The hospital had told the family when they made their complaint that it was not policy to contact pharmacies to ensure that morphine was in stock and said that the pharmacy should have been able to source the morphine from another source.
What can we learn?
The quality rather than the length of life is more important to most people with a life-limiting condition. Research by the Irish Hospice Foundation confirms this. The patient’s priority is that pain will be managed and that he or she will be pain free.
Unfortunately it may not be possible to meet that expectation in every circumstance. Cases put to the Ombudsman show that a peaceful, comfortable death helps both patient and relatives. In contrast, the experience of real or apparent discomfort suffered by a patient can haunt the relatives and prolong the grieving process for them.
It is crucial for patients and families to know that they will receive palliative care if they choose it and that pain will be controlled to the greatest extent possible. Families talking to the Ombudsman cannot understand how a patient in a hospital might not have immediate access to effective relief. The question of what might constitute appropriate pain relief is very much a clinical one and the Ombudsman is unable to comment on this, other than to say that the patient’s voice should be heard.
The patient should always be at the centre of care. No one should be discharged from a hospital without arrangements being in place to ensure that their immediate and longer term care needs, including pain control, will be met. While every patient’s discharge must be planned extremely well, this is critically important in the case of a person who is terminally ill. Again, these are vital moments for the patient and their family. The family, often without formal qualifications in the delivery of care, really want to do their best for their loved one and give that person a comfortable and dignified death. A rushed or unplanned discharge is unacceptable in those circumstances.

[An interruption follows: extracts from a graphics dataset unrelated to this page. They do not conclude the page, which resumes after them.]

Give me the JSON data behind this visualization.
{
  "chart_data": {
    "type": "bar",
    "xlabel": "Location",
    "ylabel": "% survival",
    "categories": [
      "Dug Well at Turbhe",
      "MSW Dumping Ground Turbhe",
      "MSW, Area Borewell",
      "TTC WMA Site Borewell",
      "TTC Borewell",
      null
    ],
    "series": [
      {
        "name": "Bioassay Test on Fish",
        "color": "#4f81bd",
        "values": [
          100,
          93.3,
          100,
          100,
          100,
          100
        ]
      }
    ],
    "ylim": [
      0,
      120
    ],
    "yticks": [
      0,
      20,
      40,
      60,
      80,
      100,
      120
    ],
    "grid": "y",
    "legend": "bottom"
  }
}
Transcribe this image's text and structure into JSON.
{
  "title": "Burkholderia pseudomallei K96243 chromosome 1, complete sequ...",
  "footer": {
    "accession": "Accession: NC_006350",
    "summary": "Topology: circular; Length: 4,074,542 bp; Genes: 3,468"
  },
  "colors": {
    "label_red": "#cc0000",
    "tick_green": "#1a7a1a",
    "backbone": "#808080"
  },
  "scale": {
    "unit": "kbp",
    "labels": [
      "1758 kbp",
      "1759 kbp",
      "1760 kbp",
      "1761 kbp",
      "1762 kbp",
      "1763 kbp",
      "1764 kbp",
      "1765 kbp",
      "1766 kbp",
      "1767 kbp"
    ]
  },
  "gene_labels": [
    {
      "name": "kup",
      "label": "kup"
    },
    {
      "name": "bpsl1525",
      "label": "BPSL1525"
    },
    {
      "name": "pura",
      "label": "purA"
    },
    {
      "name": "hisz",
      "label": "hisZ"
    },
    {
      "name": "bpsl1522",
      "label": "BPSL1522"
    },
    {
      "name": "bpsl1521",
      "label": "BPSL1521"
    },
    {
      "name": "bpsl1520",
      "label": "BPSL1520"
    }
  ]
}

Patients and carers at home face a range of challenges usually of a type never faced by them before. They are dependent on their GP, Public Health Nurse and the palliative care team where available to support and guide them through this experience. Careful pre-planning and formal cooperation between health care professionals is required if there is to be ‘joined up thinking’ and appropriate support for the patient and carers.
We need to avoid the situation where an already stressed carer is made to believe that it is his or her fault that their loved one is in pain. We need to avoid situations where a traumatised family is forced to call out a doctor in the middle of the night to administer pain relief that should have been available all along.